Summary of the vulnerability and why it matters

This issue in the Apache Camel component allows an attacker to inject malicious commands by sending specially crafted emails. This can happen when your Camel application processes mail, potentially leading to unexpected or harmful actions within your system.

  • Attackers can alter application behavior.
  • This affects systems processing incoming mail.
  • It could lead to unauthorized actions.

Attack Path

How an attacker could exploit the issue

An attacker can exploit this by sending a crafted email to a monitored mailbox. The Camel-Mail component, failing to properly filter inbound headers, will ingest malicious Camel-prefixed headers. These headers can then manipulate downstream components like SQL or execution processes to achieve arbitrary code execution or data exfiltration.

  • Attacker sends malicious email.
  • Unfiltered inbound headers are processed.
  • Downstream components are manipulated.

Live Threat

Current exploitation, exposure, and threat context

This vulnerability allows an attacker to inject malicious headers by sending specially crafted emails to a mailbox monitored by an affected Camel application. Since the component processes inbound mail, this is a direct route for attackers to manipulate downstream route behavior.
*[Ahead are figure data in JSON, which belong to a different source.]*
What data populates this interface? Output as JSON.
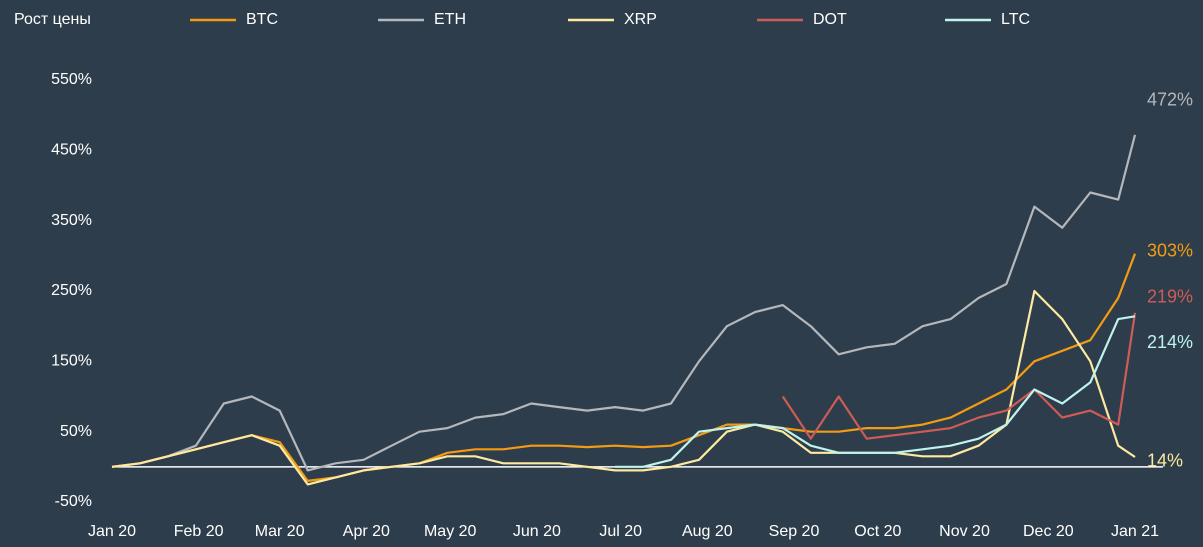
{
  "chart_data": {
    "type": "line",
    "title": "Рост цены",
    "x": [
      0,
      10,
      20,
      30,
      40,
      50,
      60,
      70,
      80,
      90,
      100,
      110,
      120,
      130,
      140,
      150,
      160,
      170,
      180,
      190,
      200,
      210,
      220,
      230,
      240,
      250,
      260,
      270,
      280,
      290,
      300,
      310,
      320,
      330,
      340,
      350,
      360,
      366
    ],
    "xlim": [
      0,
      366
    ],
    "xticks": [
      {
        "value": 0,
        "label": "Jan 20"
      },
      {
        "value": 31,
        "label": "Feb 20"
      },
      {
        "value": 60,
        "label": "Mar 20"
      },
      {
        "value": 91,
        "label": "Apr 20"
      },
      {
        "value": 121,
        "label": "May 20"
      },
      {
        "value": 152,
        "label": "Jun 20"
      },
      {
        "value": 182,
        "label": "Jul 20"
      },
      {
        "value": 213,
        "label": "Aug 20"
      },
      {
        "value": 244,
        "label": "Sep 20"
      },
      {
        "value": 274,
        "label": "Oct 20"
      },
      {
        "value": 305,
        "label": "Nov 20"
      },
      {
        "value": 335,
        "label": "Dec 20"
      },
      {
        "value": 366,
        "label": "Jan 21"
      }
    ],
    "ylim": [
      -50,
      550
    ],
    "yticks": [
      {
        "value": -50,
        "label": "-50%"
      },
      {
        "value": 50,
        "label": "50%"
      },
      {
        "value": 150,
        "label": "150%"
      },
      {
        "value": 250,
        "label": "250%"
      },
      {
        "value": 350,
        "label": "350%"
      },
      {
        "value": 450,
        "label": "450%"
      },
      {
        "value": 550,
        "label": "550%"
      }
    ],
    "series": [
      {
        "name": "BTC",
        "color": "#f39c12",
        "values": [
          0,
          5,
          15,
          25,
          35,
          45,
          35,
          -20,
          -15,
          -5,
          0,
          5,
          20,
          25,
          25,
          30,
          30,
          28,
          30,
          28,
          30,
          45,
          60,
          60,
          55,
          50,
          50,
          55,
          55,
          60,
          70,
          90,
          110,
          150,
          165,
          180,
          240,
          303
        ],
        "value_labels": [
          null,
          null,
          null,
          null,
          null,
          null,
          null,
          null,
          null,
          null,
          null,
          null,
          null,
          null,
          null,
          null,
          null,
          null,
          null,
          null,
          null,
          null,
          null,
          null,
          null,
          null,
          null,
          null,
          null,
          null,
          null,
          null,
          null,
          null,
          null,
          null,
          null,
          "303%"
        ]
      },
      {
        "name": "ETH",
        "color": "#b4b7bb",
        "values": [
          0,
          5,
          15,
          30,
          90,
          100,
          80,
          -5,
          5,
          10,
          30,
          50,
          55,
          70,
          75,
          90,
          85,
          80,
          85,
          80,
          90,
          150,
          200,
          220,
          230,
          200,
          160,
          170,
          175,
          200,
          210,
          240,
          260,
          370,
          340,
          390,
          380,
          472
        ],
        "value_labels": [
          null,
          null,
          null,
          null,
          null,
          null,
          null,
          null,
          null,
          null,
          null,
          null,
          null,
          null,
          null,
          null,
          null,
          null,
          null,
          null,
          null,
          null,
          null,
          null,
          null,
          null,
          null,
          null,
          null,
          null,
          null,
          null,
          null,
          null,
          null,
          null,
          null,
          "472%"
        ]
      },
      {
        "name": "XRP",
        "color": "#fde9a0",
        "values": [
          0,
          5,
          15,
          25,
          35,
          45,
          30,
          -25,
          -15,
          -5,
          0,
          5,
          15,
          15,
          5,
          5,
          5,
          0,
          -5,
          -5,
          0,
          10,
          50,
          60,
          50,
          20,
          20,
          20,
          20,
          15,
          15,
          30,
          60,
          250,
          210,
          150,
          30,
          14
        ],
        "value_labels": [
          null,
          null,
          null,
          null,
          null,
          null,
          null,
          null,
          null,
          null,
          null,
          null,
          null,
          null,
          null,
          null,
          null,
          null,
          null,
          null,
          null,
          null,
          null,
          null,
          null,
          null,
          null,
          null,
          null,
          null,
          null,
          null,
          null,
          null,
          null,
          null,
          null,
          "14%"
        ]
      },
      {
        "name": "DOT",
        "color": "#cd5c57",
        "values": [
          null,
          null,
          null,
          null,
          null,
          null,
          null,
          null,
          null,
          null,
          null,
          null,
          null,
          null,
          null,
          null,
          null,
          null,
          null,
          null,
          null,
          null,
          null,
          null,
          100,
          40,
          100,
          40,
          45,
          50,
          55,
          70,
          80,
          110,
          70,
          80,
          60,
          219
        ],
        "value_labels": [
          null,
          null,
          null,
          null,
          null,
          null,
          null,
          null,
          null,
          null,
          null,
          null,
          null,
          null,
          null,
          null,
          null,
          null,
          null,
          null,
          null,
          null,
          null,
          null,
          null,
          null,
          null,
          null,
          null,
          null,
          null,
          null,
          null,
          null,
          null,
          null,
          null,
          "219%"
        ]
      },
      {
        "name": "LTC",
        "color": "#bff3ee",
        "values": [
          null,
          null,
          null,
          null,
          null,
          null,
          null,
          null,
          null,
          null,
          null,
          null,
          null,
          null,
          null,
          null,
          null,
          null,
          0,
          0,
          10,
          50,
          55,
          60,
          55,
          30,
          20,
          20,
          20,
          25,
          30,
          40,
          60,
          110,
          90,
          120,
          210,
          214
        ],
        "value_labels": [
          null,
          null,
          null,
          null,
          null,
          null,
          null,
          null,
          null,
          null,
          null,
          null,
          null,
          null,
          null,
          null,
          null,
          null,
          null,
          null,
          null,
          null,
          null,
          null,
          null,
          null,
          null,
          null,
          null,
          null,
          null,
          null,
          null,
          null,
          null,
          null,
          null,
          "214%"
        ]
      }
    ]
  }
}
The vulnerability mirrors previous header injection issues in other Camel components, suggesting a pattern attackers might exploit.

  • Prior exploitation of similar issues.
  • Direct processing of external mail input.
  • Potential for arbitrary code execution downstream.

Priority actions

Operational Fix

Recommended remediation, mitigation, and detection steps

Prioritize upgrading Apache Camel to the latest patched versions to address the message header injection vulnerability. Investigate logs for signs of unusual Camel-prefixed MIME headers in inbound mail processing, as successful exploitation could lead to route manipulation and compromise of downstream components.

  • Upgrade Camel to 4.19.0 or patched LTS versions.
  • Monitor mail consumer logs for unexpected headers.
  • Isolate vulnerable mail processing routes if patching is delayed.

Frequently asked questions

What is the Camel-Mail component vulnerability in Apache Camel?

The Camel-Mail component has a vulnerability allowing header injection via specially crafted emails. This occurs when the component consumes mail and fails to filter inbound MIME headers, potentially altering downstream route behavior.

How does the Camel-Mail header injection vulnerability work?

The MailHeaderFilterStrategy in Camel-Mail only filters outbound headers. When consuming mail, inbound filters are skipped, allowing attackers to inject Camel-prefixed MIME headers into the Exchange, which can then manipulate downstream components like camel-bean, camel-exec, or camel-sql.

What is the impact of the Camel-Mail header injection vulnerability?

An attacker can inject Camel-prefixed headers by sending a malicious email to a monitored mailbox. This manipulation of inbound headers can alter the behavior of downstream Camel components, potentially leading to unauthorized actions or code execution.

How can I protect against the Camel-Mail header injection vulnerability?

Users should upgrade Apache Camel to version 4.19.0. For those using LTS streams, upgrade to 4.18.1 for the 4.18.x stream or 4.14.6 for the 4.14.x stream. Reviewing mail consumer logs for unusual headers is also recommended.

What are the affected versions of Apache Camel for this vulnerability?

This issue affects Apache Camel versions from 3.0.0 before 4.14.6, and from 4.15.0 before 4.18.1.